Quando si parla di “accoglienza” bisogna prima di tutto distinguere tra quella rivolta ai “rifugiati”, sempre doverosa,  da quella rivolta ai comuni migranti che deve essere invece severamente regolata da norme sull’immigrazione. L’attuale normativa italiana è basata sullo Ius sanguinis e su una normativa che in alcune parti è inutilmente restrittiva. E’ quindi giusto aggiornarla, ma sarebbe  sostanzialmente scorretto farlo dicendo che ha lo scopo di “ …rendere giustizia agli immigrati giunti in Italia da molto tempo e non ancora normalizzati con la cittadinanza italiana”. C’e’ molto di più da fare se si vuole fare qualcosa di veramente utile a entrambe le parti.

Lo “Ius soli temperato” attualmente in discussione al Senato, concederebbe la cittadinanza a condizioni più o meno severe, ma sempre con ampio e talvolta pericoloso automatismo.
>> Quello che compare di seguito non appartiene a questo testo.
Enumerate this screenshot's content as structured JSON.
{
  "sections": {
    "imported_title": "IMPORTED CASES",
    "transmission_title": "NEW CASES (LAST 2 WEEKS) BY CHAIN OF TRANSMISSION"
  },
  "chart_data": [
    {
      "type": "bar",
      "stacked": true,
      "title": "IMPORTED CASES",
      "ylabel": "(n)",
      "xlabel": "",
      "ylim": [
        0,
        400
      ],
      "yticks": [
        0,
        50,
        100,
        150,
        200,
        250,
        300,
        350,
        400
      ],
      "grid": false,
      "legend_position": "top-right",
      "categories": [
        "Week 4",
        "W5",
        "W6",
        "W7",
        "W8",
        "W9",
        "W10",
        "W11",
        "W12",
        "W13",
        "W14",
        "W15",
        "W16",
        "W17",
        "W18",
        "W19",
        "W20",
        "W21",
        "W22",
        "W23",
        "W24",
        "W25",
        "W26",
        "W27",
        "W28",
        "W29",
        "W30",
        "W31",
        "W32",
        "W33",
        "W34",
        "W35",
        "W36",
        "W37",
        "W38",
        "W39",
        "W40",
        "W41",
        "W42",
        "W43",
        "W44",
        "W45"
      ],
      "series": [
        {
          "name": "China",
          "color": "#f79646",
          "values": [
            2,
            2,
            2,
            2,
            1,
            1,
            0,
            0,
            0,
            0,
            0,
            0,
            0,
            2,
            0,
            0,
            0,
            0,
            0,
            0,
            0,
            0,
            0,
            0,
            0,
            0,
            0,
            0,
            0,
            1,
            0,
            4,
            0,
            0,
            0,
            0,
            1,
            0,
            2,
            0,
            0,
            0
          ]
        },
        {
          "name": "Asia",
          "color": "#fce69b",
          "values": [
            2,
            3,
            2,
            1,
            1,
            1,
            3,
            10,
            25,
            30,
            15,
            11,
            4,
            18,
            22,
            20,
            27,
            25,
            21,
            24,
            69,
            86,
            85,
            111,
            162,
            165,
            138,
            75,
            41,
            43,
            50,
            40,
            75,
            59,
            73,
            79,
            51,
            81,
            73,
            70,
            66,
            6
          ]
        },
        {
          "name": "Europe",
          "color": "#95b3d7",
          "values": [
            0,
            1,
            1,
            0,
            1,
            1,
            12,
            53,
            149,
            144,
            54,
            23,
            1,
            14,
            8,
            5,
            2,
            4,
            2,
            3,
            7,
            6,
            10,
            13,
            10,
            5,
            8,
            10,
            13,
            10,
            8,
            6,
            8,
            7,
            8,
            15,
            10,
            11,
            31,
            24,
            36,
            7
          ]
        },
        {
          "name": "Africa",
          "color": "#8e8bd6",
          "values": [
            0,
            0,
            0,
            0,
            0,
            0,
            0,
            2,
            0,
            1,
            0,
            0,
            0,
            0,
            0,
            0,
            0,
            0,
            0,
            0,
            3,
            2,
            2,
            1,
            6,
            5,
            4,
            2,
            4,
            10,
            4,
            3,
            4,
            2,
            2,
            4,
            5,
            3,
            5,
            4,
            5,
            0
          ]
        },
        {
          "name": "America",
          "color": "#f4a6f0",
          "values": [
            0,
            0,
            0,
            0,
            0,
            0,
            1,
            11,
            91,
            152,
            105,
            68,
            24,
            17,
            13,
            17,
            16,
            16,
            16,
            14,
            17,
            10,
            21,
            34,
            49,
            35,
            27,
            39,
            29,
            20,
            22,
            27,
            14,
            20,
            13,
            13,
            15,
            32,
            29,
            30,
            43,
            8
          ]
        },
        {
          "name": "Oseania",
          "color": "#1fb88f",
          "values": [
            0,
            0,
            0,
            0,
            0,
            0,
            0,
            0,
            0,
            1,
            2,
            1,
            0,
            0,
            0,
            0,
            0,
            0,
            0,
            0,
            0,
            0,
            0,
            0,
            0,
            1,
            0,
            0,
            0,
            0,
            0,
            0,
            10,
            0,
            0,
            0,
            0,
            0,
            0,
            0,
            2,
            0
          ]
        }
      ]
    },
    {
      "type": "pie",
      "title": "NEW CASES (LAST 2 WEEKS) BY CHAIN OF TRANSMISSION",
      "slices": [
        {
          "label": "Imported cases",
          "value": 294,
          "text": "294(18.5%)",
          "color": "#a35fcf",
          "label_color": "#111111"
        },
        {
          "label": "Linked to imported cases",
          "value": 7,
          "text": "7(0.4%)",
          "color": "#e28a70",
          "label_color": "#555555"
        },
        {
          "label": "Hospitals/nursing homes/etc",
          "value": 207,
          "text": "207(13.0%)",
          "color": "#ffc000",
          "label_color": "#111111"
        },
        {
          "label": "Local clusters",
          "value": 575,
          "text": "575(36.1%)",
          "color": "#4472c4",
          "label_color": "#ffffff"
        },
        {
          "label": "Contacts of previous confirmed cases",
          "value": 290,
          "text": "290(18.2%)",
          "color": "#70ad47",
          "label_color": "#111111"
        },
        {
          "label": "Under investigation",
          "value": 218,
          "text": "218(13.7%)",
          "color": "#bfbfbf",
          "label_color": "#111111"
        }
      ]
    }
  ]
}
Quindi, se da un lato potrebbe risolvere positivamente i diritti e le attese di chi si è già meritato l’accoglienza con un lavoro e un comportamento irreprensibile e per lungo tempo, dall’altro lato potrebbe concederla anche a chi potrebbe non meritarla e costituire un grave problema.

Il punto è che non si può discutere di accoglienza tenendo disgiunto questo tema da quello dell’integrazione.

L’adozione dello Ius soli temperato in Italia cambierebbe radicalmente la politica dell’accoglienza nel nostro paese, e questo sembra davvero il momento meno opportuno per farlo, visti i problemi che si aprirebbero allargando le maglie dell’accoglienza senza aver preventivamente predisposto non solo le strutture di primo ostello, ma anche la nostra popolazione ad accogliere con spirito collaborativo il cambiamento di alcune radicate consuetudini. Senza dimenticare il difficile momento economico che, da circa sette anni, opprime il nostro paese con una crescita negativa e una disoccupazione che ha raggiunto livelli record.

Parlare di Ius soli temperato è comunque far riferimento ad uno “Ius soli” e lo Ius soli puro è ormai una norma fuori tempo e fuori luogo.

Tra le grandi democrazie del globo esso esiste oggi solo negli Stati Uniti, ma probabilmente non lo hanno ancora cambiato perché se lo ritrovano scritto nella Costituzione (1787). Probabilmente i padri fondatori della democrazia americana hanno voluto unire saldamente il luogo di nascita con la cittadinanza per rimarcare l’evoluzione della superiore identità nazionale statunitense contro la vecchia identità di coloni provenienti da paesi lontani. (Ma se la Gran Bretagna non fosse stata a quel tempo impegnata in altre faccende che la minacciavano in casa propria (la Rivoluzione francese nel 1789 e l’inizio delle campagne napoleoniche nel 1796) i ribelli d’oltreoceano avrebbero certamente dovuto sopportare qualche dispiacere non di poco conto.

Quindi la motivazione delloIus Soli americano” è esattamente contraria a quella che oggi ha l’Italia per accogliere e regolarizzare l’immigrazione dall’estero.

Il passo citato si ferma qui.